Okay, I surrender. I do not know enough. I should have been studying before this trip — I should have been doing more physical exams. But God has been good in not giving me any really sick children.

My patients this morning had a variety of problems, but for some reason they all seemed to have the same story. I got a sense of dread around 11 a.m. that I was missing the big diagnosis and the big picture. Then lunch came, a welcome break, and then we went to see the orphanage. I lost it. Fifty-one beautiful children came out and sang to us as we arrived, and were so glad to see us. I just couldn’t help it any more — tears welled up in my eyes.

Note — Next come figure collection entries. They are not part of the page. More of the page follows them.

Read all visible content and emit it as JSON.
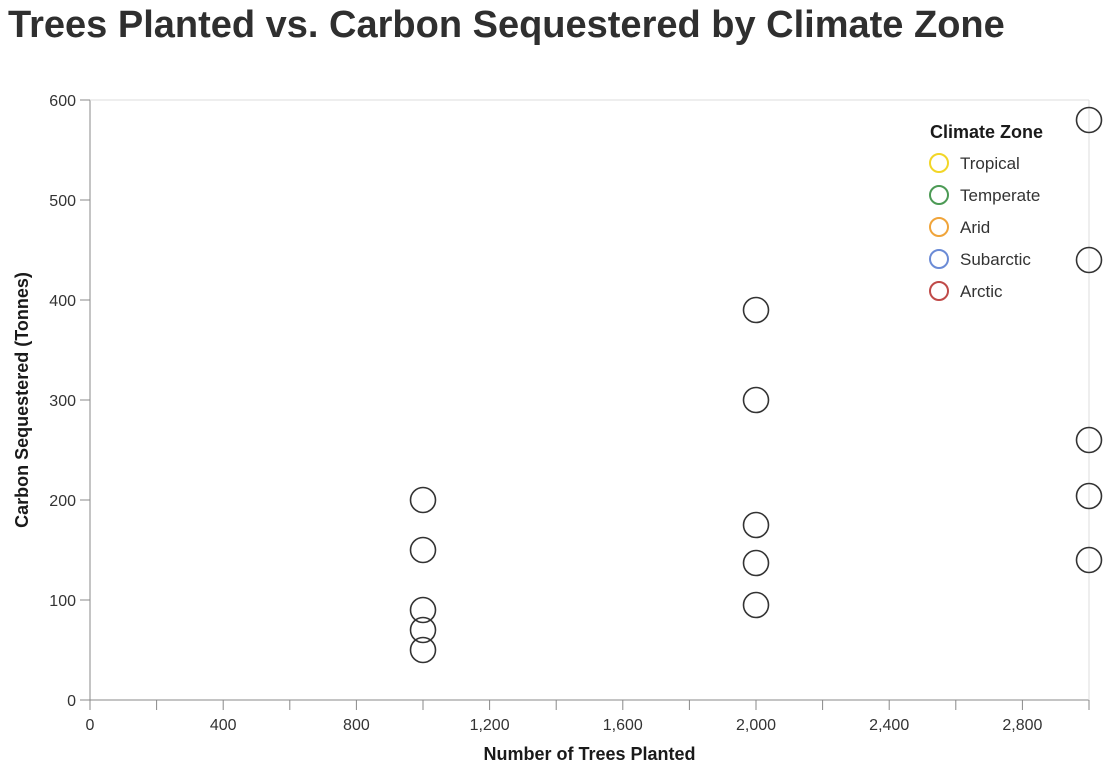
{
  "chart_data": {
    "type": "scatter",
    "title": "Trees Planted vs. Carbon Sequestered by Climate Zone",
    "xlabel": "Number of Trees Planted",
    "ylabel": "Carbon Sequestered (Tonnes)",
    "xlim": [
      0,
      3000
    ],
    "ylim": [
      0,
      600
    ],
    "x_ticks": [
      0,
      400,
      800,
      1200,
      1600,
      2000,
      2400,
      2800
    ],
    "x_minor_step": 200,
    "y_ticks": [
      0,
      100,
      200,
      300,
      400,
      500,
      600
    ],
    "grid": false,
    "legend": {
      "title": "Climate Zone",
      "position": "top-right",
      "entries": [
        {
          "name": "Tropical",
          "color": "#f2d627"
        },
        {
          "name": "Temperate",
          "color": "#4c9a55"
        },
        {
          "name": "Arid",
          "color": "#f0a43a"
        },
        {
          "name": "Subarctic",
          "color": "#6b8bd6"
        },
        {
          "name": "Arctic",
          "color": "#c04a48"
        }
      ]
    },
    "point_color": "#333333",
    "points": [
      {
        "x": 1000,
        "y": 200
      },
      {
        "x": 1000,
        "y": 150
      },
      {
        "x": 1000,
        "y": 90
      },
      {
        "x": 1000,
        "y": 70
      },
      {
        "x": 1000,
        "y": 50
      },
      {
        "x": 2000,
        "y": 390
      },
      {
        "x": 2000,
        "y": 300
      },
      {
        "x": 2000,
        "y": 175
      },
      {
        "x": 2000,
        "y": 137
      },
      {
        "x": 2000,
        "y": 95
      },
      {
        "x": 3000,
        "y": 580
      },
      {
        "x": 3000,
        "y": 440
      },
      {
        "x": 3000,
        "y": 260
      },
      {
        "x": 3000,
        "y": 204
      },
      {
        "x": 3000,
        "y": 140
      }
    ]
  }
}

They had so little: no parents, no toys, and yet they were so happy. How am I so lucky, Lord?…
I am glad that there are only two days left. I am ready to go home; I have learned what I came here to learn. I want to come back! Only next time with more training and confidence. But I am also glad I have two more days to help — I am getting the hang of things. I know what I can easily treat and what I need to think about. Maybe I can do more labs in the next few days, get more information. Oh, the lab; with the microscope using only daylight. It astounds me that you can practice medicine even with very few medicines and little technology.

Lord, give me strength for two more days — wisdom and discernment and confidence are what I desire. Keep us safe on our trips back and forth, and safe from any illness. Be with us as we try to help these people in whatever way we can.